Not knowing what to do, the chamberlain hurried back with his tale to the king, who immediately sent for the Wise Man, and then for his daughter.
‘The thief must have stolen your bottle,’ said the king to the Wizard.
‘No, my lord, it is here,’ answered the Wise Man, holding it out.
‘Then he must have got yours,’ he cried, turning to his daughter.
‘Indeed, father, it is safe in my pocket,’ replied she, taking it out as she spoke; and they all three looked at each other and remained silent.
‘Well,’ said the king at last, ‘the man who has done this is cleverer than most men, and if he will make himself known to me he shall marry the princess and govern half my kingdom while I am alive, and the whole of it when I am dead. Go and announce this in the ballroom,’ he added to an attendant, ‘and bring the fellow hither.’
So the attendant went into the ballroom and did as the king had bidden him, when, to his surprise, not one man, but twenty, stepped forward, all with black dots on their faces.
‘I am the person you want,’ they all exclaimed at once, and the attendant, as much bewildered as the chamberlain had been, desired them to follow him into the king’s presence.
But the question was too difficult for the king to decide, so he called together his council. For hours they talked, but to no purpose, and in the end they hit upon a plan which they might just as well have thought of at the beginning.
And this was the plan. A child was to be brought to the palace, and next the king’s daughter would give her an apple. Then the child was to take the apple and be led into a room where the twenty men with the black dots were sitting in a ring. And to whomsoever the child gave the apple, that man should marry the king’s daughter.
‘Of course,’ said the king, ‘it may not be the right man, after all, but then again it MAY be. Anyhow, it is the best we can do.’
The princess herself led the child into the room where the twenty men were now seated. She stood in the centre of the ring for a moment, looking at one man after another, and then held out the apple to the Shifty Lad, who was twisting a shaving of wood round his finger, and had the mouthpiece of a bagpipe hanging from his neck.
‘You ought not to have anything which the others have not got,’ said the chamberlain, who had accompanied the princess; and he bade the child stand outside for a minute, while he took away the shaving and the mouthpiece, and made the Shifty Lad change his place. Then he called the child in, but the little girl knew him again, and went straight up to him with the apple.

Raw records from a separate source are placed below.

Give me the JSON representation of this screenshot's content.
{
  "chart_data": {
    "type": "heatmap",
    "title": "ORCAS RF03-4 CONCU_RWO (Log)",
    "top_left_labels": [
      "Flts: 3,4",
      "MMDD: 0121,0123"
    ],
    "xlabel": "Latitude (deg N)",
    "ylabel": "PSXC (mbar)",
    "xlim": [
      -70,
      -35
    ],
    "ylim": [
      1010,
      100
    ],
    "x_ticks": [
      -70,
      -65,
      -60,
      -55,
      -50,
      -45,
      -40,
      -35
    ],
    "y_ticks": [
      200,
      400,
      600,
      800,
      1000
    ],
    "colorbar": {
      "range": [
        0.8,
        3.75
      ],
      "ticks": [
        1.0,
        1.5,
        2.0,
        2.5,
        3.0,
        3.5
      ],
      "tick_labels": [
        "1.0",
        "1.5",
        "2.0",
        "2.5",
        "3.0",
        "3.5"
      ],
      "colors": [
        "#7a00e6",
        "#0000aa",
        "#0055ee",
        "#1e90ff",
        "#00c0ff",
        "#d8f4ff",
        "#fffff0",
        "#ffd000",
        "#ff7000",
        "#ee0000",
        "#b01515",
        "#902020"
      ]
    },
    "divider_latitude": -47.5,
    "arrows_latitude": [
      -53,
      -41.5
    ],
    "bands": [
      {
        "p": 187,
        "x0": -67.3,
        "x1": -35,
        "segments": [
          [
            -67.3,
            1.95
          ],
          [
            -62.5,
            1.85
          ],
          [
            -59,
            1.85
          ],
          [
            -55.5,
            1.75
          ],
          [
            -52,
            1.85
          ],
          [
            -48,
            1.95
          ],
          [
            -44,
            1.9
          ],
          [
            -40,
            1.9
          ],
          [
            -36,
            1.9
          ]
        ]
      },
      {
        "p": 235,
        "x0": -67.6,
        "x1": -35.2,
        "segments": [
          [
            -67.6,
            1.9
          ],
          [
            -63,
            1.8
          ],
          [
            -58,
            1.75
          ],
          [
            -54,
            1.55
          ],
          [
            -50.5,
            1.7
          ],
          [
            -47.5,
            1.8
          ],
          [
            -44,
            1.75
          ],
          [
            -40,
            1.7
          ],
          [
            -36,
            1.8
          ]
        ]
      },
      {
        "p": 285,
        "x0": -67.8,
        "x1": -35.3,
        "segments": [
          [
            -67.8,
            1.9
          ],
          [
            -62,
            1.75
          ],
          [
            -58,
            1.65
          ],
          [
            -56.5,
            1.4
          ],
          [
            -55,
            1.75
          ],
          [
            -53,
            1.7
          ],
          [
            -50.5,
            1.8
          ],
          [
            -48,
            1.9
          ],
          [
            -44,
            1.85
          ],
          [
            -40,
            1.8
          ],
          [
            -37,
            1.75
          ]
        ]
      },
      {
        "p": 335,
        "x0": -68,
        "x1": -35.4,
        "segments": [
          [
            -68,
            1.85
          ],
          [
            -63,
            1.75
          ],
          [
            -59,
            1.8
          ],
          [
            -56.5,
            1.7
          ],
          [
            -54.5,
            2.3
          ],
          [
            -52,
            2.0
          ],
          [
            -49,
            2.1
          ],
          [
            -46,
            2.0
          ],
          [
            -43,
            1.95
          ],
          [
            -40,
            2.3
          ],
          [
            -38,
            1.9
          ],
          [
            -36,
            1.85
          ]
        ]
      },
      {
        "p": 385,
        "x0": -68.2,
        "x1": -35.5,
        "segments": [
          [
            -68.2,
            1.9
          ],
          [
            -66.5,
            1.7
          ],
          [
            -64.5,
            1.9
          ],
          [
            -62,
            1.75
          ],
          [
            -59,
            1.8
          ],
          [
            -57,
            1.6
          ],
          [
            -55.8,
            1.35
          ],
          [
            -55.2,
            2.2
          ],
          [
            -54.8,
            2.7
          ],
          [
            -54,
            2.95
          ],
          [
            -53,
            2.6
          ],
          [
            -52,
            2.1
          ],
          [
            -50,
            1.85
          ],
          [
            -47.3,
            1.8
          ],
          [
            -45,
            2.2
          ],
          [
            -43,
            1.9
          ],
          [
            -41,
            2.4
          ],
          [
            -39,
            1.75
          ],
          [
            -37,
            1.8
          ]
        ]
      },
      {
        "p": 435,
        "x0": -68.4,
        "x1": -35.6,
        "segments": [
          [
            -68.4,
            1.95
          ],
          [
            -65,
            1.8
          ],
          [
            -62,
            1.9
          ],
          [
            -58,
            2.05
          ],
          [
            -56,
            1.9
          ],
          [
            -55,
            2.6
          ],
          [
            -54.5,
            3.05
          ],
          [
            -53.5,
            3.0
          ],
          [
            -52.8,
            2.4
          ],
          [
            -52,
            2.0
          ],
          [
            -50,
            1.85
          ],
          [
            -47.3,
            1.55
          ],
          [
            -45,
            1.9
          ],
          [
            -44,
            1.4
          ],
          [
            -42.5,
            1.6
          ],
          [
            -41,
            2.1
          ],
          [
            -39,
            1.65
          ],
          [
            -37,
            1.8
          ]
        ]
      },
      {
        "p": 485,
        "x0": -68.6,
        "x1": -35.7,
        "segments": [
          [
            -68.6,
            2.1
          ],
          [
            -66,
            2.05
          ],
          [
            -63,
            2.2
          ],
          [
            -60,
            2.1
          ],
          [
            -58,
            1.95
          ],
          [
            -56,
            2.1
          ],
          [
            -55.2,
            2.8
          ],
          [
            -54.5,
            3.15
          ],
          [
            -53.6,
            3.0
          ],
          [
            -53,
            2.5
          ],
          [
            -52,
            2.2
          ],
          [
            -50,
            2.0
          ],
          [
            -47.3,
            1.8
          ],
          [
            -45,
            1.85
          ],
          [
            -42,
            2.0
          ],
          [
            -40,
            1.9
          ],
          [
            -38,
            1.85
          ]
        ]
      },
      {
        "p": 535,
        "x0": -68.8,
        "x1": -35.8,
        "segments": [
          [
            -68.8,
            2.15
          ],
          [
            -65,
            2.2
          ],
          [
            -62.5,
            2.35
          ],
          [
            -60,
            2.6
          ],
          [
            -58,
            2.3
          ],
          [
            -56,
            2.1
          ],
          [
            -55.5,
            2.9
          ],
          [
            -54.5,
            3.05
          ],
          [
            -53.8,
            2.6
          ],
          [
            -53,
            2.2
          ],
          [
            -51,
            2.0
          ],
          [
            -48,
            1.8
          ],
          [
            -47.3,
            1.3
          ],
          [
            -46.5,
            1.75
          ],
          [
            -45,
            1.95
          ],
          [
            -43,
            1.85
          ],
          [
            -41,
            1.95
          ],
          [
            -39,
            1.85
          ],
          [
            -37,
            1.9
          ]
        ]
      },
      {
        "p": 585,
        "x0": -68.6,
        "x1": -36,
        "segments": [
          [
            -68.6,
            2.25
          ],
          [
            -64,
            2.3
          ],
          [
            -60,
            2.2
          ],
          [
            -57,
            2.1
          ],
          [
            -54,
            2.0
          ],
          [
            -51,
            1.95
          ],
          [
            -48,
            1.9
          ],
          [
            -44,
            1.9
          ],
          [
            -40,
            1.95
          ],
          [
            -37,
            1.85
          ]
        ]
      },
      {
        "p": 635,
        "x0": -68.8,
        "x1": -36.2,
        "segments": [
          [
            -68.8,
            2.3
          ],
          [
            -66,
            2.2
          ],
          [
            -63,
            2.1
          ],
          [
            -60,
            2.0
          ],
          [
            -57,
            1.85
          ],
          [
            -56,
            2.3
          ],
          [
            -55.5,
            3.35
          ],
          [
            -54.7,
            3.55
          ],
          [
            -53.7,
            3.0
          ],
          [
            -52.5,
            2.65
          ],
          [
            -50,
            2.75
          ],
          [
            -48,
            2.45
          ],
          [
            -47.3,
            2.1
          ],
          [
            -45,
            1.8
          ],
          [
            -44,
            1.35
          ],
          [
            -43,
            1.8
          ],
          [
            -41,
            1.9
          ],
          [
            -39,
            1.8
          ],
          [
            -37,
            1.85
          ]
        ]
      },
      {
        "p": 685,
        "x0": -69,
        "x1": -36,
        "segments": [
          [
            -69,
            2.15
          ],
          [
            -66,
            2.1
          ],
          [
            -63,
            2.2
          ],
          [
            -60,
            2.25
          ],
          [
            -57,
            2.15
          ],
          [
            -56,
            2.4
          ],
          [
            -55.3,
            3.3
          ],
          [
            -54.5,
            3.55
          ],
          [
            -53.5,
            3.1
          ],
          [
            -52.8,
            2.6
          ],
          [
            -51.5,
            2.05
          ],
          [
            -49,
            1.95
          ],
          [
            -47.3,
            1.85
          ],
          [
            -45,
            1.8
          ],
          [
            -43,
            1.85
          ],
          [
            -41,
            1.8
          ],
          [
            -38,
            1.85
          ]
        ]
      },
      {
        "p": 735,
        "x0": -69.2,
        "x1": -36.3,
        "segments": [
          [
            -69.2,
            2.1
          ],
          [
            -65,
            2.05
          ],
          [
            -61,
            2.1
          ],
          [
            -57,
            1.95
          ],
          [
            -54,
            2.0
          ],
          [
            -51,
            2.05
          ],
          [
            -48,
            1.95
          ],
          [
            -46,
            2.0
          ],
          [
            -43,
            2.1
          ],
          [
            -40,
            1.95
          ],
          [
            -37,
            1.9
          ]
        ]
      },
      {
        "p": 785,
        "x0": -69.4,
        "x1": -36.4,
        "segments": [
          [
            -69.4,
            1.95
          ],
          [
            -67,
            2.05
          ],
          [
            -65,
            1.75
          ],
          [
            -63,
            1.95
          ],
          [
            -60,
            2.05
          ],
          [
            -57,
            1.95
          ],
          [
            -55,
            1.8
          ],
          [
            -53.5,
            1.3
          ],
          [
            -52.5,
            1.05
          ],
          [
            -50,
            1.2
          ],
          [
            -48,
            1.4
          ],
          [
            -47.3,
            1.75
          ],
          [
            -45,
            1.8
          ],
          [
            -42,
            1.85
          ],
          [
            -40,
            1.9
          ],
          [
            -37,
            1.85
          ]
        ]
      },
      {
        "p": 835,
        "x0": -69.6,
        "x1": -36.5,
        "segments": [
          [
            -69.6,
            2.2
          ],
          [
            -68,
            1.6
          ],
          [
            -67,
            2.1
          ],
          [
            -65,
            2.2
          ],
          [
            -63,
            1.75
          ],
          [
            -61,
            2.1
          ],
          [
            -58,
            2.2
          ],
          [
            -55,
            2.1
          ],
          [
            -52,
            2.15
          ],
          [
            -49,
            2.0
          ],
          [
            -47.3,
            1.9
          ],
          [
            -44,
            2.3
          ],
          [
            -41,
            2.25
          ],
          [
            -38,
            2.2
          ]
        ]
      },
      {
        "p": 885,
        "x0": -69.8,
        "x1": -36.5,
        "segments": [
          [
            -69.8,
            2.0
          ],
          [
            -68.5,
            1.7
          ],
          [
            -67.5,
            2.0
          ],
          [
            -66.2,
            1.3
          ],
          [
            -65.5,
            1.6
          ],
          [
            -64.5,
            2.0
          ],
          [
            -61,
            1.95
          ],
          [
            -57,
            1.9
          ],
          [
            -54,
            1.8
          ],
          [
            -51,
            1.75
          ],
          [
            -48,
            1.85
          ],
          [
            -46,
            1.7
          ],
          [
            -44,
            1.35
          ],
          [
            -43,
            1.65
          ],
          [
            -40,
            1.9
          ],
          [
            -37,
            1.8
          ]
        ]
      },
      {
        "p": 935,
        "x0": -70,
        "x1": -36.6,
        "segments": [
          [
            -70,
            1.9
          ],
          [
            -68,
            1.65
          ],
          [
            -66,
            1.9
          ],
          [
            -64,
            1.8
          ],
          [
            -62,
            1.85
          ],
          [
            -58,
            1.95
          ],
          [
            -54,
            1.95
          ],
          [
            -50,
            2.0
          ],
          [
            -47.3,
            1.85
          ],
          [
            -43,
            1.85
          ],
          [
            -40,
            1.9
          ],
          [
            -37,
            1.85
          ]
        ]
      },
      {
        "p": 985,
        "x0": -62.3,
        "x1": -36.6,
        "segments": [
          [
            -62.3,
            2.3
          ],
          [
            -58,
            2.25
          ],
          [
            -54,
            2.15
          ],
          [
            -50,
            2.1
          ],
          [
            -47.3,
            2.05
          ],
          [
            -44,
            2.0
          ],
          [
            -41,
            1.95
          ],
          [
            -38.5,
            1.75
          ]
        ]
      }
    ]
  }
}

‘This is the man whom the child has twice chosen,’ said the chamberlain, signing to the Shifty Lad to kneel before the king. ‘It was all quite fair; we tried it twice over.’ In this way the Shifty Lad won the king’s daughter, and they were married the next day.
A few days later the bride and bridegroom were taking a walk together, and the path led down to the river, and over the river was a bridge.
‘And what bridge may this be?’ asked the Shifty Lad; and the princess told him that this was the bridge of Dublin.
‘Is it indeed?’ cried he. ‘Well, now, many is the time that my mother has said, when I played her a trick, that my end would be that I should hang on the bridge of Dublin.’
‘Oh, if you want to fulfil her prophecies,’ laughed the princess, ‘you have only to let me tie my handkerchief round your ankle, and I will hold you as you hang over the wall of the bridge.’
‘That would be fine fun,’ said he; ‘but you are not strong enough to hold me up.’
‘Oh, yes, I am,’ said the princess; ‘just try.’ So at last he let her bind the handkerchief round his ankle and hang him over the wall, and they both laughed and jested at the strength of the princess.
‘Now pull me up again,’ called he; but as he spoke a great cry arose that the palace was burning. The princess turned round with a start, and let go her handkerchief, and the Shifty Lad fell, and struck his head on a stone, and died in an instant.
So his mother’s prophecy had come true, after all.